Video LoRA fine-tuning
Adapting pre-trained video models to specific subjects, styles, and motion vocabularies.
Latent video compression
Efficient video VAEs that compress temporal sequences without frame-level flicker artifacts.
Long-form coherence
Maintaining semantic and visual consistency across clips exceeding 60 seconds.
Current production video models fall into two architectural families: video diffusion transformers (DiT-based, e.g., Sora, CogVideoX) and cascaded latent diffusion models (e.g., Stable Video Diffusion). DiT models scale more predictably with compute but require significantly larger training budgets. Latent diffusion models are more accessible for fine-tuning but show earlier quality ceilings.
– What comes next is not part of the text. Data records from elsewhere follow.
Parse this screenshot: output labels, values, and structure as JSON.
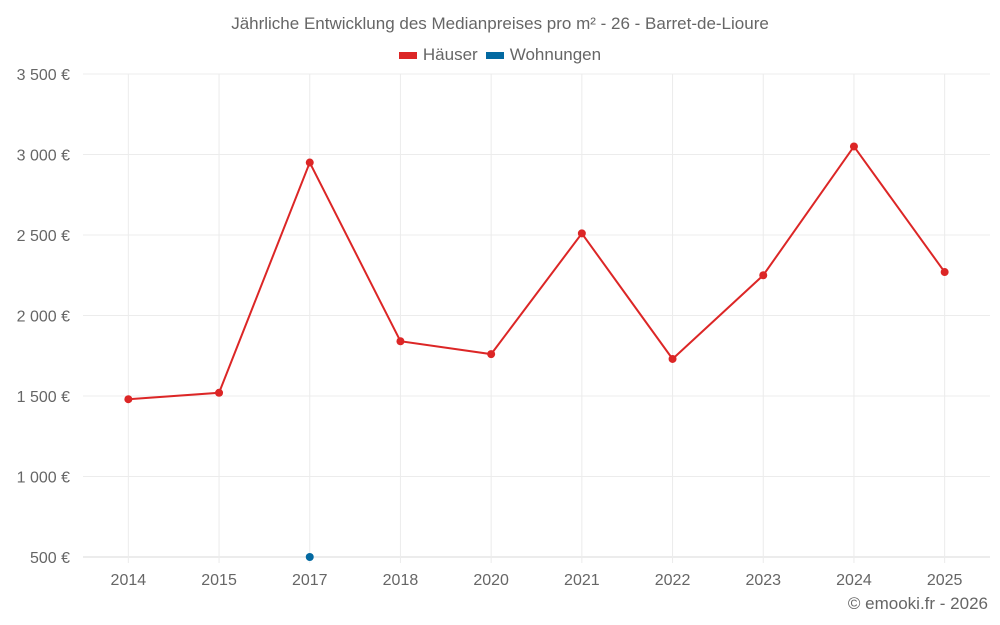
{
  "header": {
    "title": "Jährliche Entwicklung des Medianpreises pro m² - 26 - Barret-de-Lioure"
  },
  "legend": [
    {
      "label": "Häuser",
      "color": "#dc2626"
    },
    {
      "label": "Wohnungen",
      "color": "#0369a1"
    }
  ],
  "footer": {
    "copyright": "© emooki.fr - 2026"
  },
  "chart_data": {
    "type": "line",
    "title": "Jährliche Entwicklung des Medianpreises pro m² - 26 - Barret-de-Lioure",
    "xlabel": "",
    "ylabel": "",
    "categories": [
      "2014",
      "2015",
      "2017",
      "2018",
      "2020",
      "2021",
      "2022",
      "2023",
      "2024",
      "2025"
    ],
    "series": [
      {
        "name": "Häuser",
        "color": "#dc2626",
        "values": [
          1480,
          1520,
          2950,
          1840,
          1760,
          2510,
          1730,
          2250,
          3050,
          2270
        ]
      },
      {
        "name": "Wohnungen",
        "color": "#0369a1",
        "values": [
          null,
          null,
          500,
          null,
          null,
          null,
          null,
          null,
          null,
          null
        ]
      }
    ],
    "yticks": [
      "500 €",
      "1 000 €",
      "1 500 €",
      "2 000 €",
      "2 500 €",
      "3 000 €",
      "3 500 €"
    ],
    "ylim": [
      500,
      3500
    ],
    "grid": true,
    "legend_position": "top"
  }
}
Frame-level diffusion generates sharp images but produces temporal flicker: small inconsistencies between adjacent frames that are imperceptible per-frame but visually disturbing in motion. Solving this requires conditioning each frame on its neighbors, either via 3D convolutions, temporal attention, or explicit optical flow guidance. We use a hybrid: sparse 3D attention for local consistency and cross-frame CLIP embeddings for global semantic coherence.
Generating a 30-second clip at 24 fps with a standard video DiT requires processing 720 frames through multiple denoising steps. Naive inference at this scale exceeds the memory of a single H100. We apply sliding window denoising with cross-window overlap and use a distilled consistency model for later denoising steps, reducing inference time by 3.5x while maintaining perceptual quality scores above 0.92 SSIM.
For production workflows, uncontrolled motion generation is insufficient. We train motion ControlNet adapters on camera trajectory annotations from large video datasets, enabling precise conditioning on pan, tilt, zoom, and dolly paths. Object-level motion is conditioned via 2D bounding box trajectories that the model follows while filling in plausible appearance variations.
Trajectory encoding
Camera trajectories are encoded as sequences of 4x4 rotation-translation matrices, projected to a learned embedding space. This representation is rotation-equivariant and generalizes to camera paths not seen during training.